Some Faces Just Get Away With Stuff

The face on the left is one most people would rate as untrustworthy; the face on the right is one most would say is trustworthy.

Some people are the unfortunate owners of faces that just look guilty, while others have faces that help them get away with stuff, according to the results of a study led by Brian C. Holtz of Temple University, published recently in the journal Personnel Psychology. In a series of three experiments, Holtz found that people were less likely to blame others who have more “trustworthy” faces. 

More specifically, we judge whether a person’s actions were fair and done with the best of intentions based partially on the facts and partially on whether or not that person has what we perceive to be a trustworthy face. A trustworthy face, as psychologists have determined over years of research in this area, has two major characteristics: The eyebrows are slightly lifted, so that together, they form a kind of upside-down V shape; likewise, the corners of the mouth are also lifted slightly. An untrustworthy face, on the other hand, is the opposite: The eyebrows point slightly downward, forming a shape, and the corners of the mouth are turned down a bit, too. 

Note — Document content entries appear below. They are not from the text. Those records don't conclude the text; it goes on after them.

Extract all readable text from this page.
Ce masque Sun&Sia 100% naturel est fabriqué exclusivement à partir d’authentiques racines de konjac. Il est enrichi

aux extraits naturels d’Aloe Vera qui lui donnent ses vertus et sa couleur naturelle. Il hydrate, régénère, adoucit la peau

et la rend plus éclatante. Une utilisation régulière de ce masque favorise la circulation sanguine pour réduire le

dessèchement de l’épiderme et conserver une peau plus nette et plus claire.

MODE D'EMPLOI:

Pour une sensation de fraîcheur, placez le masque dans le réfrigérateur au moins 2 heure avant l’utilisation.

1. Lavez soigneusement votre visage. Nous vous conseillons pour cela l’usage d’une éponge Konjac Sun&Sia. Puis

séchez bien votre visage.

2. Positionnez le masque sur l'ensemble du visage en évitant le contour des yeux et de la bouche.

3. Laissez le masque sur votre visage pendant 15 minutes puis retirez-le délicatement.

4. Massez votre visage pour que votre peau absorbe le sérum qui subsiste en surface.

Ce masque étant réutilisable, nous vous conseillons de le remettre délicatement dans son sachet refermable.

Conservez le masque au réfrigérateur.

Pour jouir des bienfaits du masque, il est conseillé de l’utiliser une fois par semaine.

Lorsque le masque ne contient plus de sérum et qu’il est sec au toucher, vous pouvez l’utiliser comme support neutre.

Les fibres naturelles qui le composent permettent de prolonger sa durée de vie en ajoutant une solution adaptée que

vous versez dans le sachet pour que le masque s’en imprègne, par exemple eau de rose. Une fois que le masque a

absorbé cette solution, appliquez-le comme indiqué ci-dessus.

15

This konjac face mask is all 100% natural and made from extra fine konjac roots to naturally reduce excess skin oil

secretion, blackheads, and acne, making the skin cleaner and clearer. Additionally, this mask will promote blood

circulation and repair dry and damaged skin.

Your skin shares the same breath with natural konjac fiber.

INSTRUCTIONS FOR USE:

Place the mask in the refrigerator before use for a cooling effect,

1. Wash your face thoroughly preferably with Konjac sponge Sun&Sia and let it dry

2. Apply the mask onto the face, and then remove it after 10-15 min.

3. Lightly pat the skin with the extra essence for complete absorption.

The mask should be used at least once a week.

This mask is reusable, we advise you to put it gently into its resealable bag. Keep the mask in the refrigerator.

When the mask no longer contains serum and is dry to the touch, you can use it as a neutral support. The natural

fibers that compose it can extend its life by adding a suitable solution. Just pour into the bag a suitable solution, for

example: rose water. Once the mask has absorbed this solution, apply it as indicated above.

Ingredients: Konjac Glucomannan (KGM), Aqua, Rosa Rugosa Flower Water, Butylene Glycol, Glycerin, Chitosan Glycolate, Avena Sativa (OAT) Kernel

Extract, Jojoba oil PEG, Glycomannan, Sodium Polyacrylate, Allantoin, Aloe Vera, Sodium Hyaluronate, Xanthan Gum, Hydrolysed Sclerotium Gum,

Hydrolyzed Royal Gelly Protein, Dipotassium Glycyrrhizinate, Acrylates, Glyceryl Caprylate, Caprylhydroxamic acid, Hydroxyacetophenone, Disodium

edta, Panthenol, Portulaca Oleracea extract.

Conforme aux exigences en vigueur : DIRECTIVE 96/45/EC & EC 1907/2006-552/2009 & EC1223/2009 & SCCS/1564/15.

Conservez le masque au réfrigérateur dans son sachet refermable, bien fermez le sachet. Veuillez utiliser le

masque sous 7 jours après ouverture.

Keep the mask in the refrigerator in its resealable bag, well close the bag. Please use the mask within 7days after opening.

Here’s a rundown of the study, from the British Psychological Society’s Research Digest, which first started it:

The first study presented data on an imaginary company to 609 people recruited through an online portal … They were asked to evaluate a decision made by the CEO to cut pay by 15 per cent for all staff (including the CEO himself) in order to avoid cut-backs in tough economic times. Participants felt more trust towards the CEO and judged the decision as fairer when the CEO’s biography included a facial photo previously rated as highly trustworthy rather than an untrustworthy one. 

In the lead-up to this evaluation, participants were asked if there were other solutions to the financial crisis, and if so, if they could have been fairer. When they thought the CEO had a trustworthy face, they were less likely to believe there were fairer alternatives he could have taken. In both this and a subsequent replication, this doubt in viable alternative options mediated how strongly the photo drove trust in the CEO’s behaviour. 

As much as we’d like to believe that our decisions about placing blame are nuanced and thought-through, something as seemingly inconsequential as a person’s facial appearance likely plays a role, too. We’re more superficial than we’d like to think.